WASPaLM World Congress and XXIV. National Clinical Biochemistry Congress , Antalya, Türkiye, 16 - 20 Ekim 2024, (Yayınlanmadı)
Aim: Celiac disease, triggered by gluten exposure in genetically susceptible individuals, is a chronic
autoimmune condition. While small intestine biopsy remains the diagnostic 'gold standard,' serological tests like
tissue transglutaminase antibodies have gained importance. However, their high cost and limited availability
present challenges.Inflammatory cytokines play a role in celiac disease, with monocytes expressing them
notably. Some studies suggest increased activation of circulating monocytes in celiac patients, possibly linked to
intestinal epithelial damage. Vitamin D, beyond its classical role, regulates cell differentiation and proliferation,
exhibiting anti-inflammatory effects. Research indicates its potential in reducing inflammatory factors secreted
by monocytes, possibly protecting against inflammation. Studying complete blood count parameters for
systemic inflammation and disease activity has become increasingly common due to easy affordability and
accessibility. The Systemic Inflammatory Response Index evaluates overall inflammatory response. This study
aims to evaluate Systemic Inflammatory Response Index and vitamin D in Celiac disease.

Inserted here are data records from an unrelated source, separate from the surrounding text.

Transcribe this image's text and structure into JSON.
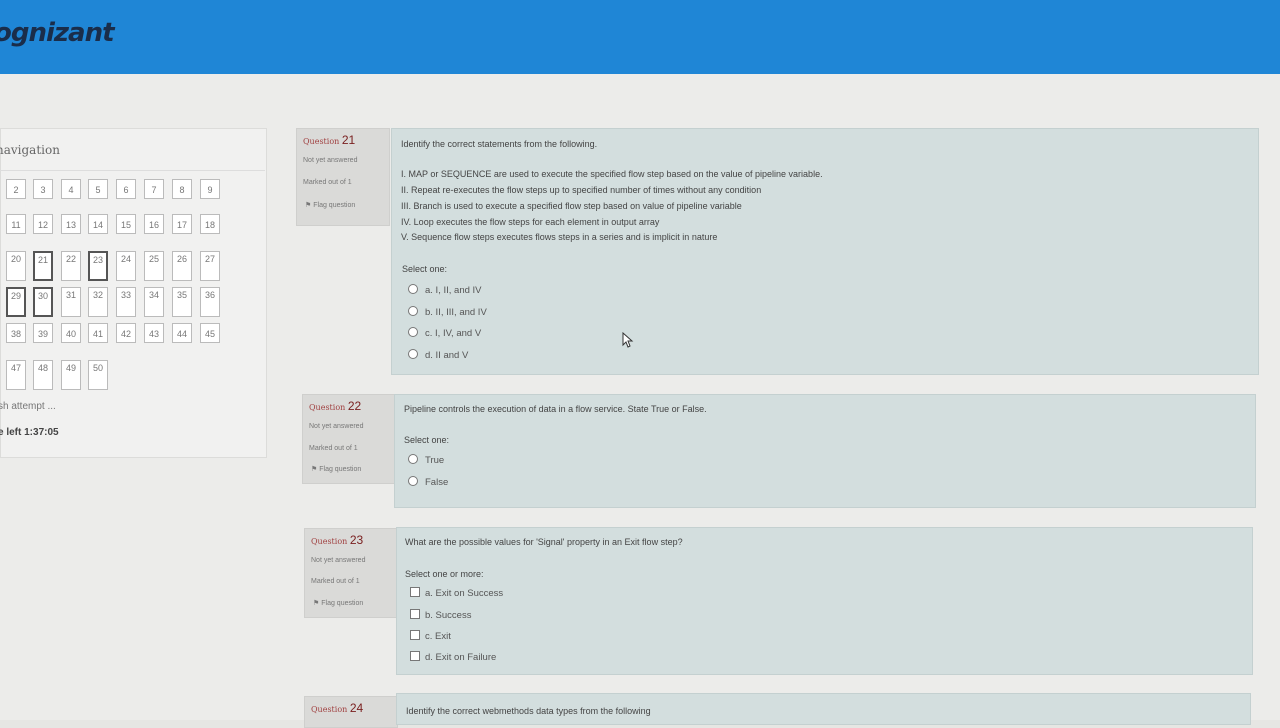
{
  "header": {
    "logo": "ognizant"
  },
  "nav": {
    "title": "navigation",
    "rows": [
      [
        "2",
        "3",
        "4",
        "5",
        "6",
        "7",
        "8",
        "9"
      ],
      [
        "11",
        "12",
        "13",
        "14",
        "15",
        "16",
        "17",
        "18"
      ],
      [
        "20",
        "21",
        "22",
        "23",
        "24",
        "25",
        "26",
        "27"
      ],
      [
        "29",
        "30",
        "31",
        "32",
        "33",
        "34",
        "35",
        "36"
      ],
      [
        "38",
        "39",
        "40",
        "41",
        "42",
        "43",
        "44",
        "45"
      ],
      [
        "47",
        "48",
        "49",
        "50"
      ]
    ],
    "finish": "sh attempt ...",
    "time_left": "e left 1:37:05"
  },
  "questions": [
    {
      "label": "Question",
      "number": "21",
      "status": "Not yet answered",
      "marks": "Marked out of 1",
      "flag": "Flag question",
      "text": "Identify the correct statements from the following.",
      "statements": [
        "I. MAP or SEQUENCE are used to execute the specified flow step based on the value of pipeline variable.",
        "II. Repeat re-executes the flow steps up to specified number of times without any condition",
        "III. Branch is used to execute a specified flow step based on value of pipeline variable",
        "IV. Loop executes the flow steps for each element in output array",
        "V. Sequence flow steps executes flows steps in a series and is implicit in nature"
      ],
      "select": "Select one:",
      "options": [
        "a. I, II, and IV",
        "b. II, III, and IV",
        "c. I, IV, and V",
        "d. II and V"
      ]
    },
    {
      "label": "Question",
      "number": "22",
      "status": "Not yet answered",
      "marks": "Marked out of 1",
      "flag": "Flag question",
      "text": "Pipeline controls the execution of data in a flow service. State True or False.",
      "select": "Select one:",
      "options": [
        "True",
        "False"
      ]
    },
    {
      "label": "Question",
      "number": "23",
      "status": "Not yet answered",
      "marks": "Marked out of 1",
      "flag": "Flag question",
      "text": "What are the possible values for 'Signal' property in an Exit flow step?",
      "select": "Select one or more:",
      "options": [
        "a. Exit on Success",
        "b. Success",
        "c. Exit",
        "d. Exit on Failure"
      ]
    },
    {
      "label": "Question",
      "number": "24",
      "text": "Identify the correct webmethods data types from the following"
    }
  ]
}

Methods: The study included 46 patients recently diagnosed with Celiac disease (25 girls and 21 boys; mean
age: 10.89±4.40 years) and 52 healthy controls (28 girls and 24 boys; mean age: 10.96±3.02). The complete
blood count was performed using the Sysmex XN-1000 automated hematology analyzer (Sysmex Inc, Kobe,
Japan). Systemic Inflammatory Response Index was calculated by (neutrophil count×monocyte
count)/lymphocyte count. Vitamin-D levels were detected by electrochemiluminescence immunoassay on
Roche Elecsys system.
Results: The total leukocyte counts (x1000/uL) were 7.90 ± 2.58 and 6.96±1,62 (p=0.03), the neutrophil counts
were 4.29 ± 2.34 and 3.44 ± 1.19 (p=0.02), the lymphocyte counts were 2,78 ± 0,96 and 2,61 ± 0,85 (p >0.05)

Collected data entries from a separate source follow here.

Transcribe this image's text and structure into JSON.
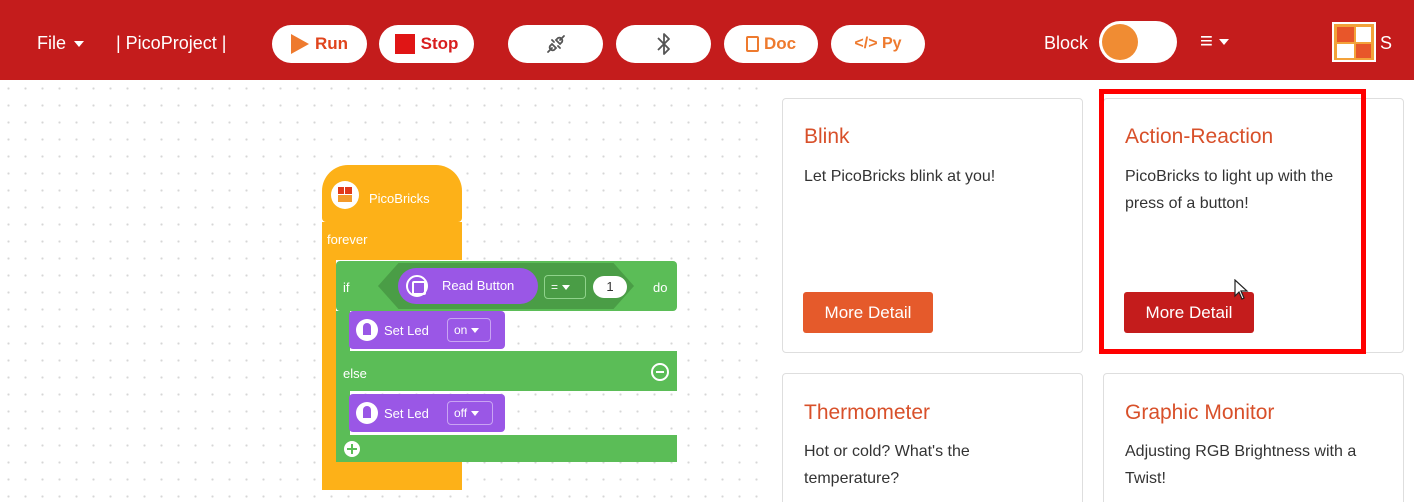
{
  "toolbar": {
    "file_label": "File",
    "project_name": "| PicoProject |",
    "run_label": "Run",
    "stop_label": "Stop",
    "doc_label": "Doc",
    "py_label": "</> Py",
    "block_label": "Block",
    "menu_icon_label": "≡",
    "right_truncated": "S"
  },
  "blocks": {
    "hat_label": "PicoBricks",
    "forever_label": "forever",
    "if_label": "if",
    "do_label": "do",
    "read_button_label": "Read Button",
    "operator": "=",
    "compare_value": "1",
    "else_label": "else",
    "set_led_1_label": "Set Led",
    "set_led_1_value": "on",
    "set_led_2_label": "Set Led",
    "set_led_2_value": "off"
  },
  "cards": [
    {
      "title": "Blink",
      "desc": "Let PicoBricks blink at you!",
      "button": "More Detail"
    },
    {
      "title": "Action-Reaction",
      "desc": "PicoBricks to light up with the press of a button!",
      "button": "More Detail"
    },
    {
      "title": "Thermometer",
      "desc": "Hot or cold? What's the temperature?"
    },
    {
      "title": "Graphic Monitor",
      "desc": "Adjusting RGB Brightness with a Twist!"
    }
  ],
  "colors": {
    "topbar": "#c41c1c",
    "accent_orange": "#ee7a2e",
    "card_title": "#d8502a",
    "button_primary": "#e55a2b",
    "button_active": "#c41c1c",
    "highlight": "#ff0000"
  }
}
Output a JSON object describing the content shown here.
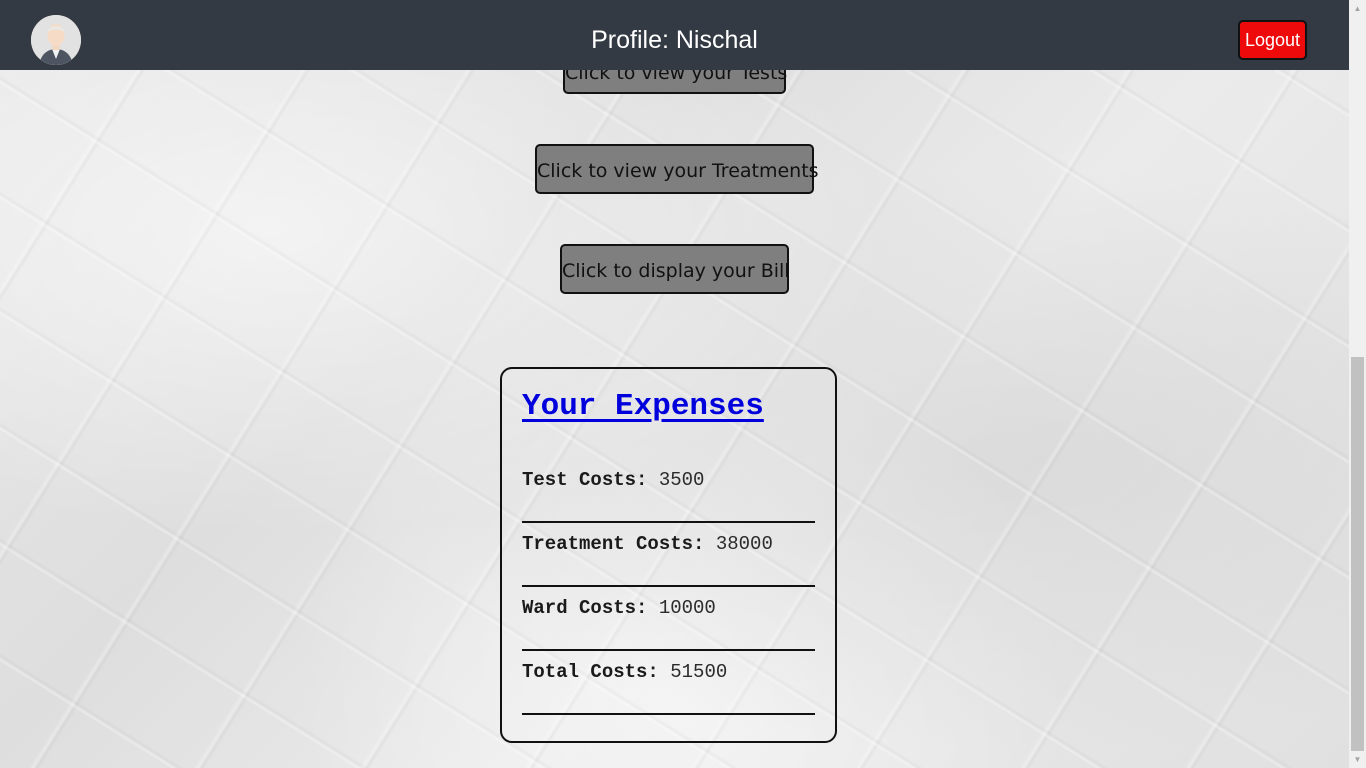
{
  "header": {
    "title": "Profile: Nischal",
    "logout_label": "Logout",
    "avatar_icon": "user-avatar-icon",
    "background": "#343a44"
  },
  "actions": {
    "tests_label": "Click to view your Tests",
    "treatments_label": "Click to view your Treatments",
    "bill_label": "Click to display your Bill"
  },
  "expenses": {
    "title": "Your Expenses",
    "rows": [
      {
        "label": "Test Costs:",
        "value": "3500"
      },
      {
        "label": "Treatment Costs:",
        "value": "38000"
      },
      {
        "label": "Ward Costs:",
        "value": "10000"
      },
      {
        "label": "Total Costs:",
        "value": "51500"
      }
    ]
  },
  "colors": {
    "logout": "#ee0a0a",
    "button_bg": "#7f7f7f",
    "title_link": "#0000dd"
  }
}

and monocyte counts were 0.59 ± 0.21, and 0.43 ± 00.14 (p<0.0001) in patient group and control group,
respectively. Systemic Inflammatory Response Index was determined as 1,19 ± 1,31 in the celiac group and
0.62 ± 0.34 in the control group (p=0.003). When evaluating the diagnostic significance of monocyte levels and
Systemic Inflammatory Response Index measurements, the area under the ROC curve were calculated as 0.73
and 0.63, respectively. Although the vitamin D level (μg/L) was lower in the patient group than control group,
there was no significant difference between the groups (20.61 ± 7.92 and 21.61 ± 6.89 (p>0.05). There was a
negative correlation between vitamin D levels and % monocyte counts (r:-0.270, p=0.07). However, this
relationship was not statistically significant.

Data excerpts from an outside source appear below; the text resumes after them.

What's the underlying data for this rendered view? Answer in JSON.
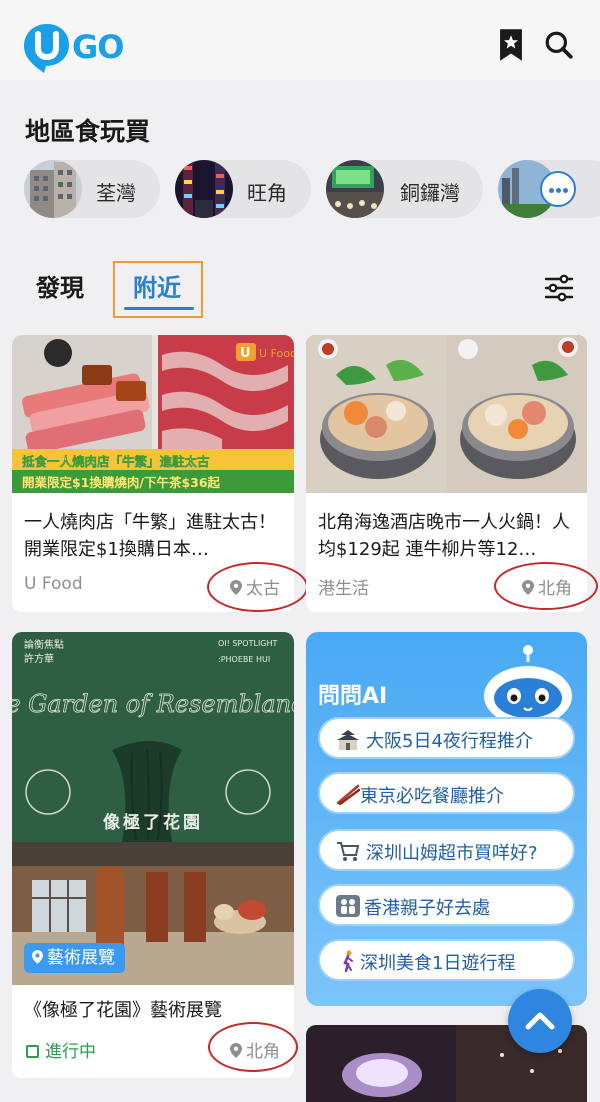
{
  "app": {
    "logo_text": "UGO"
  },
  "header": {
    "bookmark_icon": "bookmark-icon",
    "search_icon": "search-icon"
  },
  "section": {
    "title": "地區食玩買"
  },
  "districts": [
    {
      "label": "荃灣"
    },
    {
      "label": "旺角"
    },
    {
      "label": "銅鑼灣"
    },
    {
      "label": ""
    }
  ],
  "more_icon": "more-horizontal-icon",
  "tabs": [
    {
      "label": "發現",
      "active": false
    },
    {
      "label": "附近",
      "active": true
    }
  ],
  "filter_icon": "sliders-icon",
  "feed": {
    "card1": {
      "image_caption_line1": "抵食一人燒肉店「牛繁」進駐太古",
      "image_caption_line2": "開業限定$1換購燒肉/下午茶$36起",
      "image_brand": "U Food",
      "title": "一人燒肉店「牛繁」進駐太古！開業限定$1換購日本…",
      "source": "U Food",
      "location": "太古"
    },
    "card2": {
      "title": "北角海逸酒店晚市一人火鍋！人均$129起 連牛柳片等12…",
      "source": "港生活",
      "location": "北角"
    },
    "card3": {
      "poster_top_left": "論衡焦點",
      "poster_top_left2": "許方華",
      "poster_top_right": "OI! SPOTLIGHT",
      "poster_top_right2": ":PHOEBE HUI",
      "poster_title": "The Garden of Resemblances",
      "poster_subtitle": "像極了花園",
      "tag": "藝術展覽",
      "title": "《像極了花園》藝術展覽",
      "status": "進行中",
      "location": "北角"
    },
    "ai_card": {
      "title": "問問AI",
      "prompts": [
        {
          "icon": "castle-icon",
          "text": "大阪5日4夜行程推介"
        },
        {
          "icon": "chopsticks-icon",
          "text": "東京必吃餐廳推介"
        },
        {
          "icon": "shopping-cart-icon",
          "text": "深圳山姆超市買咩好?"
        },
        {
          "icon": "family-icon",
          "text": "香港親子好去處"
        },
        {
          "icon": "walking-person-icon",
          "text": "深圳美食1日遊行程"
        }
      ]
    }
  },
  "colors": {
    "brand_blue": "#2b7fd0",
    "highlight_orange": "#f39a3c",
    "annotation_red": "#c42a2a",
    "status_green": "#2e9b4e"
  }
}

Discussion: In our study, the systemic inflammatory response index and monocyte values were found to be
significantly higher in the celiac patient group. With this finding, considered that these parameters could be used
for the diagnosis of celiac disease in situations where tissue transglutaminase-IgA cannot be measured. In the
celiac group, a negative correlation was observed between vitamin D and monocyte percentage; however, this
correlation was not found to be statistically significant. Nevertheless, it is thought that re-evaluating this
relationship in studies with increased sample sizes would be beneficial.